Babasının masa üzerinde 'defter-i kebiri' duruyormuş. Yanında da, zimem defteri.
Onları karıştırmaya başlayınca babası çocuğunun ileride önemli birisi olduğunu anlamış..
Babası ANAP'lı. Siyasetin bir yerinde şöyle, böyle yer almış. Öyle,ciddi bir eğitimide yok. Koltukta,'fırfır dönmenin' ona kazandırdığı deneyimlerini oğluna öğretmiş. El vermiş. Bak oğlum demiş bu koltuk çok öneliydi. Seni izledim. Cingöz Recai gibisin maşallah. Bu tecrübelerini bundan böyle politikada kullan.

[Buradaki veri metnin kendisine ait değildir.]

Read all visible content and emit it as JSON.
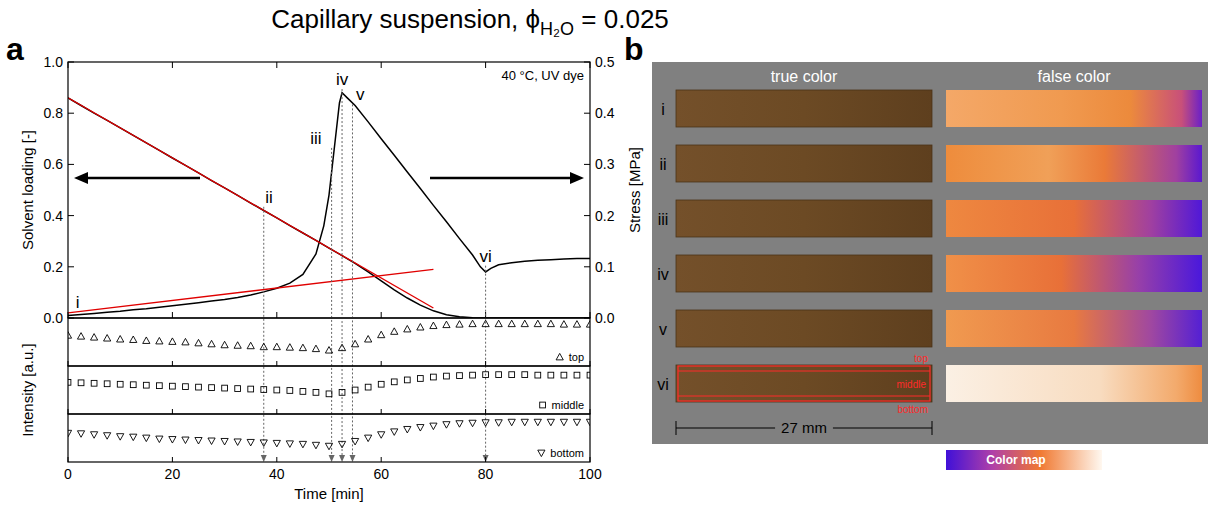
{
  "title": {
    "main": "Capillary suspension, ϕ",
    "subscript": "H₂O",
    "tail": " = 0.025"
  },
  "panel_labels": [
    "a",
    "b"
  ],
  "chart_data": [
    {
      "type": "line",
      "xlim": [
        0,
        100
      ],
      "xticks": [
        0,
        20,
        40,
        60,
        80,
        100
      ],
      "ylim": [
        0,
        1
      ],
      "yticks": [
        {
          "value": 0,
          "label": "0.0"
        },
        0.2,
        0.4,
        0.6,
        0.8,
        {
          "value": 1,
          "label": "1.0"
        }
      ],
      "y2lim": [
        0,
        0.5
      ],
      "y2ticks": [
        {
          "value": 0,
          "label": "0.0"
        },
        0.1,
        0.2,
        0.3,
        0.4,
        0.5
      ],
      "ylabel": "Solvent loading [-]",
      "y2label": "Stress [MPa]",
      "tick_labels": "y",
      "note": "40 °C, UV dye",
      "series": [
        {
          "color": "#000000",
          "x": [
            0,
            2.5,
            5,
            7.5,
            10,
            12.5,
            15,
            17.5,
            20,
            22.5,
            25,
            27.5,
            30,
            32.5,
            35,
            37.5,
            40,
            42.5,
            45,
            47.5,
            50,
            52.5,
            55,
            57.5,
            60,
            62.5,
            65,
            67.5,
            70,
            72.5,
            75,
            77.5,
            80,
            82.5,
            85,
            87.5,
            90,
            92.5,
            95,
            97.5,
            100
          ],
          "values": [
            0.86,
            0.83,
            0.8,
            0.772,
            0.743,
            0.713,
            0.684,
            0.655,
            0.625,
            0.596,
            0.567,
            0.537,
            0.508,
            0.479,
            0.449,
            0.42,
            0.391,
            0.361,
            0.332,
            0.303,
            0.273,
            0.244,
            0.213,
            0.18,
            0.145,
            0.11,
            0.078,
            0.05,
            0.028,
            0.013,
            0.005,
            0.001,
            0,
            0,
            0,
            0,
            0,
            0,
            0,
            0,
            0
          ]
        },
        {
          "color": "#000000",
          "axis": "y2",
          "x": [
            0,
            2.5,
            5,
            7.5,
            10,
            12.5,
            15,
            17.5,
            20,
            22.5,
            25,
            27.5,
            30,
            32.5,
            35,
            37.5,
            40,
            42.5,
            45,
            47.5,
            49,
            50,
            51,
            52,
            52.5,
            53.5,
            55,
            57.5,
            60,
            62.5,
            65,
            67.5,
            70,
            72.5,
            75,
            77.5,
            79,
            80,
            81,
            82.5,
            85,
            87.5,
            90,
            92.5,
            95,
            97.5,
            100
          ],
          "values": [
            0.005,
            0.007,
            0.009,
            0.011,
            0.013,
            0.016,
            0.018,
            0.021,
            0.024,
            0.027,
            0.03,
            0.033,
            0.036,
            0.04,
            0.045,
            0.051,
            0.058,
            0.068,
            0.085,
            0.125,
            0.18,
            0.24,
            0.33,
            0.42,
            0.44,
            0.43,
            0.415,
            0.383,
            0.35,
            0.318,
            0.285,
            0.253,
            0.22,
            0.188,
            0.155,
            0.123,
            0.1,
            0.09,
            0.097,
            0.104,
            0.108,
            0.111,
            0.113,
            0.114,
            0.115,
            0.116,
            0.116
          ]
        },
        {
          "color": "#e00000",
          "x": [
            0,
            70
          ],
          "values": [
            0.86,
            0.039
          ]
        },
        {
          "color": "#e00000",
          "x": [
            0,
            70
          ],
          "values": [
            0.02,
            0.19
          ]
        }
      ],
      "markers": [
        {
          "label": "ii",
          "x": 37.5,
          "label_x": 38.5,
          "label_y": 0.45
        },
        {
          "label": "iii",
          "x": 50.5,
          "label_x": 47.5,
          "label_y": 0.68
        },
        {
          "label": "iv",
          "x": 52.5,
          "label_x": 52.5,
          "label_y": 0.91
        },
        {
          "label": "v",
          "x": 54.5,
          "label_x": 56,
          "label_y": 0.85
        },
        {
          "label": "vi",
          "x": 80,
          "label_x": 80,
          "label_y": 0.22
        }
      ],
      "annotations": [
        {
          "text": "i",
          "x": 1.5,
          "y": 0.04
        }
      ]
    },
    {
      "type": "scatter",
      "xlim": [
        0,
        100
      ],
      "xticks": [
        0,
        20,
        40,
        60,
        80,
        100
      ],
      "ylim": [
        0,
        1
      ],
      "tick_labels": false,
      "legend": "lower right",
      "x": [
        0,
        2.5,
        5,
        7.5,
        10,
        12.5,
        15,
        17.5,
        20,
        22.5,
        25,
        27.5,
        30,
        32.5,
        35,
        37.5,
        40,
        42.5,
        45,
        47.5,
        50,
        52.5,
        55,
        57.5,
        60,
        62.5,
        65,
        67.5,
        70,
        72.5,
        75,
        77.5,
        80,
        82.5,
        85,
        87.5,
        90,
        92.5,
        95,
        97.5,
        100
      ],
      "series": [
        {
          "name": "top",
          "marker": "triangle-up",
          "color": "#000000",
          "values": [
            0.64,
            0.62,
            0.6,
            0.58,
            0.56,
            0.55,
            0.53,
            0.52,
            0.51,
            0.5,
            0.48,
            0.46,
            0.44,
            0.43,
            0.42,
            0.4,
            0.4,
            0.39,
            0.38,
            0.36,
            0.33,
            0.38,
            0.46,
            0.56,
            0.65,
            0.72,
            0.77,
            0.81,
            0.84,
            0.86,
            0.87,
            0.88,
            0.88,
            0.88,
            0.88,
            0.88,
            0.88,
            0.88,
            0.87,
            0.87,
            0.87
          ]
        }
      ]
    },
    {
      "type": "scatter",
      "xlim": [
        0,
        100
      ],
      "xticks": [
        0,
        20,
        40,
        60,
        80,
        100
      ],
      "ylim": [
        0,
        1
      ],
      "tick_labels": false,
      "legend": "lower right",
      "ylabel": "Intensity [a.u.]",
      "x": [
        0,
        2.5,
        5,
        7.5,
        10,
        12.5,
        15,
        17.5,
        20,
        22.5,
        25,
        27.5,
        30,
        32.5,
        35,
        37.5,
        40,
        42.5,
        45,
        47.5,
        50,
        52.5,
        55,
        57.5,
        60,
        62.5,
        65,
        67.5,
        70,
        72.5,
        75,
        77.5,
        80,
        82.5,
        85,
        87.5,
        90,
        92.5,
        95,
        97.5,
        100
      ],
      "series": [
        {
          "name": "middle",
          "marker": "square",
          "color": "#000000",
          "values": [
            0.66,
            0.65,
            0.64,
            0.63,
            0.62,
            0.61,
            0.6,
            0.59,
            0.58,
            0.57,
            0.56,
            0.55,
            0.54,
            0.53,
            0.52,
            0.51,
            0.5,
            0.49,
            0.47,
            0.45,
            0.42,
            0.45,
            0.5,
            0.56,
            0.62,
            0.67,
            0.71,
            0.74,
            0.77,
            0.79,
            0.8,
            0.81,
            0.82,
            0.82,
            0.82,
            0.82,
            0.81,
            0.81,
            0.81,
            0.81,
            0.81
          ]
        }
      ]
    },
    {
      "type": "scatter",
      "xlim": [
        0,
        100
      ],
      "xticks": [
        0,
        20,
        40,
        60,
        80,
        100
      ],
      "ylim": [
        0,
        1
      ],
      "tick_labels": "x",
      "legend": "lower right",
      "xlabel": "Time [min]",
      "x": [
        0,
        2.5,
        5,
        7.5,
        10,
        12.5,
        15,
        17.5,
        20,
        22.5,
        25,
        27.5,
        30,
        32.5,
        35,
        37.5,
        40,
        42.5,
        45,
        47.5,
        50,
        52.5,
        55,
        57.5,
        60,
        62.5,
        65,
        67.5,
        70,
        72.5,
        75,
        77.5,
        80,
        82.5,
        85,
        87.5,
        90,
        92.5,
        95,
        97.5,
        100
      ],
      "series": [
        {
          "name": "bottom",
          "marker": "triangle-down",
          "color": "#000000",
          "values": [
            0.6,
            0.59,
            0.57,
            0.55,
            0.53,
            0.52,
            0.5,
            0.48,
            0.47,
            0.46,
            0.45,
            0.44,
            0.43,
            0.42,
            0.41,
            0.4,
            0.39,
            0.38,
            0.37,
            0.35,
            0.33,
            0.37,
            0.43,
            0.5,
            0.57,
            0.63,
            0.68,
            0.72,
            0.75,
            0.78,
            0.8,
            0.81,
            0.82,
            0.82,
            0.83,
            0.83,
            0.83,
            0.83,
            0.83,
            0.83,
            0.83
          ]
        }
      ]
    }
  ],
  "panel_b": {
    "columns": [
      "true color",
      "false color"
    ],
    "rows": [
      "i",
      "ii",
      "iii",
      "iv",
      "v",
      "vi"
    ],
    "regions": [
      "top",
      "middle",
      "bottom"
    ],
    "scale_label": "27 mm",
    "colormap_label": "Color map"
  }
}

Zaman içinde, sosyal- siyasal fırıldaklık yapma yeteneklerini geliştirmiş. Neredeyse kanıksanır olmuş.

BEKA...
Herşey Türkiye için diyenlere bir baktık ki 'beka' dedikleri şey kendi çıkarlarıymış.
Memleket sevdası ise kocaman bir yalanmış!
Merak etmeyin! Eskişehir siyasetine bir göz atın. Çıkarları için kimler kimlerle beraber. Demek!Siyaset halka hizmet için yapılmıyormuş.
Hatta, fırıldaklık övünme vesilesi bile olmuş. Helal olsun be abi kim tutar seni. Çevresinde birçok kadrolu soytarı istihdam etmiş.
Abem benim!..
İşte bunları bildiğimden nerede bir politikacı görsem fırıldak 'kubiyi' anımsarım..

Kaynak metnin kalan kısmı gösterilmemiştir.